Getting back into it was starting to bear fruit and I was plugging away at a sequel to one of my earlier books when I got an idea for another project. It wasn’t my strongest idea or my best idea ever but it seemed like something that could definitely play into my strengths as a writer, as it were. I also came up with a nice hook that got my brain really working.

I’m not sure when I decided to really tear into it, but I started a 1,500 word a day diet. Every day, no matter what else was going on, I was going to knock out 1,500 words a day on this thing. And I did it. On Thursday I finished the first draft of a new novel. I don’t want to go into what it is quite yet other than the elevator pitch, which is “The Shining in a Comedy Club,” but I do want to share some random thoughts I had while I wrote this book.

-My joke is I wanted to “finish the book before I convinced myself it was a bad idea” but I think there’s something to that. Giving the book a read now that I’m done I saw a few places where I could have gotten hung up for weeks had I not just plowed through and moved on.

-Parts of the book aren’t anywhere near as good as they need to be, but there’s excitement in going back and trying to fix them. Tearing through the book like I did I am still fresh on where those are what what I need to fix.

-As always, the wonderful Steph Romanski helped guide the story as it went. I know this doesn’t work for everyone but having a friend read the book as it’s being written is invaluable to my process and also keeps me going. To be clear, this isn’t an “edit” but rather a “the story is compelling, keep going” sort of thing and without it I wouldn’t have a book on my computer waiting to be edited.

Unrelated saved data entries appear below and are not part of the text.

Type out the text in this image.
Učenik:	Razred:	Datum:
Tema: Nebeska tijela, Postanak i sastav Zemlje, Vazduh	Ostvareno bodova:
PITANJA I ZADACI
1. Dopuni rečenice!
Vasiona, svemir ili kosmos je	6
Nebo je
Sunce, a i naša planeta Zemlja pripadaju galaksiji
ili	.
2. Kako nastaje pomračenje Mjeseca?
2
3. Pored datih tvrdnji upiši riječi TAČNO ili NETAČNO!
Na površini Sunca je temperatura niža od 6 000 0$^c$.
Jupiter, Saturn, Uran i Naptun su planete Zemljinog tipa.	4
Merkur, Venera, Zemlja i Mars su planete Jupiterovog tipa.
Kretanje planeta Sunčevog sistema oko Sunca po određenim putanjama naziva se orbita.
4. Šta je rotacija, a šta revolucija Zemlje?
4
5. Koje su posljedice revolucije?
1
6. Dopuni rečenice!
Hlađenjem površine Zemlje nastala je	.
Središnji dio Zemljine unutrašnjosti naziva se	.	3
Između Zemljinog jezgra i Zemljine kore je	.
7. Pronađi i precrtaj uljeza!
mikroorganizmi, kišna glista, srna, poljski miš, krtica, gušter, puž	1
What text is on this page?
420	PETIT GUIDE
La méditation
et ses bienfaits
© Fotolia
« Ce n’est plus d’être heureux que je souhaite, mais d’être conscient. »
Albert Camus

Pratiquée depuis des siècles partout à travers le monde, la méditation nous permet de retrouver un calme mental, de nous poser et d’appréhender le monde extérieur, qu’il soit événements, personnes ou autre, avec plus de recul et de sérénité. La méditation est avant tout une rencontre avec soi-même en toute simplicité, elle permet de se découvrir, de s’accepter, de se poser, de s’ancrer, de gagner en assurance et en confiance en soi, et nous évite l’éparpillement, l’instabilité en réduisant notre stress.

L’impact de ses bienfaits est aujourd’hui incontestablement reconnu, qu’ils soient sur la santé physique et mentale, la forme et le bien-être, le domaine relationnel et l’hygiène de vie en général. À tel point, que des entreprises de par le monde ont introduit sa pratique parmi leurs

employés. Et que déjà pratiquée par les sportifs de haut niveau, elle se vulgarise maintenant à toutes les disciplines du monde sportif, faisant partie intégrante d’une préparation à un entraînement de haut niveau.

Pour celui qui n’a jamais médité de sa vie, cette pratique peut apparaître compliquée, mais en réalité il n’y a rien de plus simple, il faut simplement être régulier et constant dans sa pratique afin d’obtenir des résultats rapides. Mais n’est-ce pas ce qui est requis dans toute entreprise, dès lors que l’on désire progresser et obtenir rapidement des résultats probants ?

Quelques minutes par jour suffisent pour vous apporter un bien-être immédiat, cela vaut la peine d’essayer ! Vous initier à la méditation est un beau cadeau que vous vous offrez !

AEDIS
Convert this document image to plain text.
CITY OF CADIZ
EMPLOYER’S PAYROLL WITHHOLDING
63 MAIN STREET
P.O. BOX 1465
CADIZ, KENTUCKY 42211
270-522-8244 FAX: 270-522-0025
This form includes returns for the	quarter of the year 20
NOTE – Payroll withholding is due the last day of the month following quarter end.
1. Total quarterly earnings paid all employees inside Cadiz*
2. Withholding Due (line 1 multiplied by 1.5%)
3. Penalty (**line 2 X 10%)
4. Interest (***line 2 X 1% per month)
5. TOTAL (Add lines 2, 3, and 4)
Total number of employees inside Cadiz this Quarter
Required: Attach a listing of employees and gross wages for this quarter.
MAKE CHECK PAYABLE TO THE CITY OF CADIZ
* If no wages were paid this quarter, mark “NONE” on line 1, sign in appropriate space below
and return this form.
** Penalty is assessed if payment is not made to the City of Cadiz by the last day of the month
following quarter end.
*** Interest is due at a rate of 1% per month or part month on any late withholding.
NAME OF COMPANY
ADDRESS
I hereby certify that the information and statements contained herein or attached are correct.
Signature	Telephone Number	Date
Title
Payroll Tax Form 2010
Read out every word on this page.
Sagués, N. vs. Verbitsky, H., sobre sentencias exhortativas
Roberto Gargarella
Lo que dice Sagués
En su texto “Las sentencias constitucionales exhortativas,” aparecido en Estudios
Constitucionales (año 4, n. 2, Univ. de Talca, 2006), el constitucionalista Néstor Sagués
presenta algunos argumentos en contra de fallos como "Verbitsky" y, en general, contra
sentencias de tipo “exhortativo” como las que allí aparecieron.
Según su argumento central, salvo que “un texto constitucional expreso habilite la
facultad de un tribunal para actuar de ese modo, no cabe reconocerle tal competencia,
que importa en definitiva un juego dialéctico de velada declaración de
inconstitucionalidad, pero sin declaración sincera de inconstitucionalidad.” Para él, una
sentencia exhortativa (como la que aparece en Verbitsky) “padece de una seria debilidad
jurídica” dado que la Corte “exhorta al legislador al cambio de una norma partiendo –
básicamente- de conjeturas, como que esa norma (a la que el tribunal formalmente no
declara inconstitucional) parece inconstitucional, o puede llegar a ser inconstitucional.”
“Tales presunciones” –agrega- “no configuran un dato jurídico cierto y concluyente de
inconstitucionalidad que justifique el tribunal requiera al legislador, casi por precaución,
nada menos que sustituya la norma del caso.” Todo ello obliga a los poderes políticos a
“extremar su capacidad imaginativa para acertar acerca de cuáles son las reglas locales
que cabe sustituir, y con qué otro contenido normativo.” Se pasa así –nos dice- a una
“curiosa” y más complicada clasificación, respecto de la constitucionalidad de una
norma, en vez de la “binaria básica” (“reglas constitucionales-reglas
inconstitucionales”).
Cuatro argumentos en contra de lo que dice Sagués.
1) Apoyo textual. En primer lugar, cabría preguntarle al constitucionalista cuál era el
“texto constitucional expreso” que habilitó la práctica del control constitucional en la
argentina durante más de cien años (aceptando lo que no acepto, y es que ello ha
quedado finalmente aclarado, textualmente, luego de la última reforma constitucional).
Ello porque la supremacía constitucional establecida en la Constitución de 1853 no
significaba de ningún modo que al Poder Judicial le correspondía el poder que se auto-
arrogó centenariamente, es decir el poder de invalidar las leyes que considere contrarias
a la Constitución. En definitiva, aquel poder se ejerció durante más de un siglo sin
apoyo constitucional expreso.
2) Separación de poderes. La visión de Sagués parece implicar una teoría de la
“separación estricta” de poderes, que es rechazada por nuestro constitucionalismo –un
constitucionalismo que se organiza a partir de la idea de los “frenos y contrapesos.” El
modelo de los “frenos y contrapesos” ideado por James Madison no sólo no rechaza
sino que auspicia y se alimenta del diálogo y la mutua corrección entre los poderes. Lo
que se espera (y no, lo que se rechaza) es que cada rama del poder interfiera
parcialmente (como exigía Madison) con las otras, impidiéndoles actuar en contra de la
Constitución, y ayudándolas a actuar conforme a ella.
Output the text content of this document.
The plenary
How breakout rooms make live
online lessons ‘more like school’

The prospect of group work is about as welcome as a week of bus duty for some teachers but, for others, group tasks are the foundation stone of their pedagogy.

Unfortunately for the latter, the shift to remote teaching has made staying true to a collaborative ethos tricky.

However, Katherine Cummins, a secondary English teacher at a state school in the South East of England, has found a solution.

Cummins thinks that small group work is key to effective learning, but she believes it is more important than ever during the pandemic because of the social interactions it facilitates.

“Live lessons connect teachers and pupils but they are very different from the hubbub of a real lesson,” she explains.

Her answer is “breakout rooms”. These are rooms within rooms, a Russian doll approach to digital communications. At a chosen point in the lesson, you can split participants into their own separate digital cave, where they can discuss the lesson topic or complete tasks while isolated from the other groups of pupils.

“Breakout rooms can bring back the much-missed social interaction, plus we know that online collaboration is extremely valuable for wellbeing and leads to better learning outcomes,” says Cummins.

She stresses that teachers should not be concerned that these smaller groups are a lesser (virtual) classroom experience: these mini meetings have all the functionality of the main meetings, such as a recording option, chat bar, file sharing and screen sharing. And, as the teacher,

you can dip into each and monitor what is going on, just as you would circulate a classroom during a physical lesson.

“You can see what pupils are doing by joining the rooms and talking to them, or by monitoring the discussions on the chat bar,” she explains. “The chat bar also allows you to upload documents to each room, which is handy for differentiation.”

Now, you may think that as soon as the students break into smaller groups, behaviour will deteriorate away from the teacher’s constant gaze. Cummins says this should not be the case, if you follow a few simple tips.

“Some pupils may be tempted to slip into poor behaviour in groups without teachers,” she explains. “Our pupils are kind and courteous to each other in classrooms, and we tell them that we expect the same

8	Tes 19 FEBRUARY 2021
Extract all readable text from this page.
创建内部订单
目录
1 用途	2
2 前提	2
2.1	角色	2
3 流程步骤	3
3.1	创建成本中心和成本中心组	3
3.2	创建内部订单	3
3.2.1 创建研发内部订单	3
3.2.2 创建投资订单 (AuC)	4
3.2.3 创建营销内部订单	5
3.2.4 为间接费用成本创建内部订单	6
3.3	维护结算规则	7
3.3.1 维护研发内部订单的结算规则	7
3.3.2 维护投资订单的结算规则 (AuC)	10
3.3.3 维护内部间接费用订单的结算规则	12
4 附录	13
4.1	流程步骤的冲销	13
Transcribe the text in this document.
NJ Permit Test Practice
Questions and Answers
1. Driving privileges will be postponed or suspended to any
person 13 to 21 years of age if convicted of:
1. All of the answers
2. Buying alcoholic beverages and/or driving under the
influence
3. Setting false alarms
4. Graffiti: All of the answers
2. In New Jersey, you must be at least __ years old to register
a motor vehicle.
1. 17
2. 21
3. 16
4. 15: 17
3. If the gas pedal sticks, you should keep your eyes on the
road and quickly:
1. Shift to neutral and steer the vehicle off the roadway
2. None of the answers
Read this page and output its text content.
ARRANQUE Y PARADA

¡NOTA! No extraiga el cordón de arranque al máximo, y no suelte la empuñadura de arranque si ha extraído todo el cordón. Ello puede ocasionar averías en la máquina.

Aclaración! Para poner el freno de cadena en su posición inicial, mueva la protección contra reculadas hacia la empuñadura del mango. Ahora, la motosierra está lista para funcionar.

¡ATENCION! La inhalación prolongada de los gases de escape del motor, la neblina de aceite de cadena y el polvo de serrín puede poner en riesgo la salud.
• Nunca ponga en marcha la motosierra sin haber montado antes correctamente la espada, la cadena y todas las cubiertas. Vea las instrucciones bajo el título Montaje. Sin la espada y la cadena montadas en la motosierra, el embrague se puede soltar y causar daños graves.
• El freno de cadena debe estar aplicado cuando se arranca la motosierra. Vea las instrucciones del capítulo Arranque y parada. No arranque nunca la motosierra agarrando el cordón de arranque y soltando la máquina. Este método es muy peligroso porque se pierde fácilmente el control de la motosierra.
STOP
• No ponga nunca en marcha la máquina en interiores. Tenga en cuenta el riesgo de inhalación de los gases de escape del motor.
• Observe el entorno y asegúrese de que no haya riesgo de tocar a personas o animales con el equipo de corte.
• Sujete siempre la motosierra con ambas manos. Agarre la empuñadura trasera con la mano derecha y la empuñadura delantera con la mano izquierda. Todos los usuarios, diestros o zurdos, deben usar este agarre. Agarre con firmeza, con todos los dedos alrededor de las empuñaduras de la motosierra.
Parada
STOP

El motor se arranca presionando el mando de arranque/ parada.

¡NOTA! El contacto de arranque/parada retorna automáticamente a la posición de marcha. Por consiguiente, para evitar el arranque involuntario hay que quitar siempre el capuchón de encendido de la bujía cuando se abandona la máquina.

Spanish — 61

-Finding time for 1,500 words is a bit of a challenge but I only fell behind twice – once because of circumstances and another time at the end where I ran out of gas a bit. When you have a goal in mind and you know how long it takes every day to get to that goal, that helps a little bit.

-Being a discovery writer REALLY helped because I wanted to know where the story would end up. Not knowing the end kept me interested.

-Some days suck, but not as many as I thought. In those rare days when the days really sucked I dove into other sections of the book that I knew were coming in order to meet the word count for the day and stitched them into the narrative later.

-Trying to plow through a book quickly left little time for research but I was able to do enough to where substantial changes weren’t going to have to happen. I think. I hope. I’m pretty sure.

-I can’t wait to get it edited and submitted but that wasn’t what gave me a kick in the ass to get the book done. At the end of the day, I think it was the story.

I let you know how it’s going and, worst case scenario, it might end up on this site at some point. Or in bookstores. Hard to tell, but the first draft is done and that’s worth a small celebration.